Distillers Distributing Corporation v. J. C. Millett Co., 310 F 20 162, 164 (CCA-9) 1962. See also: Alcoa Steamship Co., Inc. v. United States, 338 U.S. 421, 424-5 (1949); Eastmount Construction Company, Et Al v. Transport Manufacturing and Equipment Company, 301 F 2d 34, 41 (CCA-8) 1962; and Harrison Sheet Steel Co. v. Morgan, 268 F 2d 538, 543 (CCA-8) 1959. In Standard Rice Co. v. United States, 101 Ct, Cls. 85, 53 F Supp. 717 (1944), it was held the ambiguities in a contract drawn by the Government should be construed against it. The Supreme Court affirmed in the Standard Rice Co. opinion quoted above.
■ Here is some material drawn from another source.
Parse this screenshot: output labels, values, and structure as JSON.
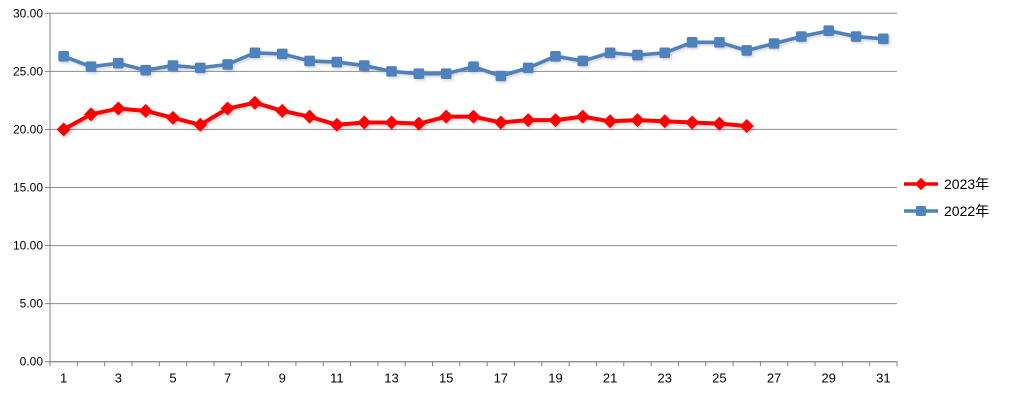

While stating that the normal provision of Standard Form 23A is not a part of the contract, the Government attempts to lean on it as a precedent. This position is unsound. Exclusion of an item normally included customarily indicates that a different result is intended. Thus, if General Provision No. 2 of Standard Form 23A has any effect in this case, it is negative--at least from the Government viewpoint. Agents of the Government drafted this contract and if they wished the benefit of that standard provision, they should have put it in the contract. Having left it out they cannot now rely on it.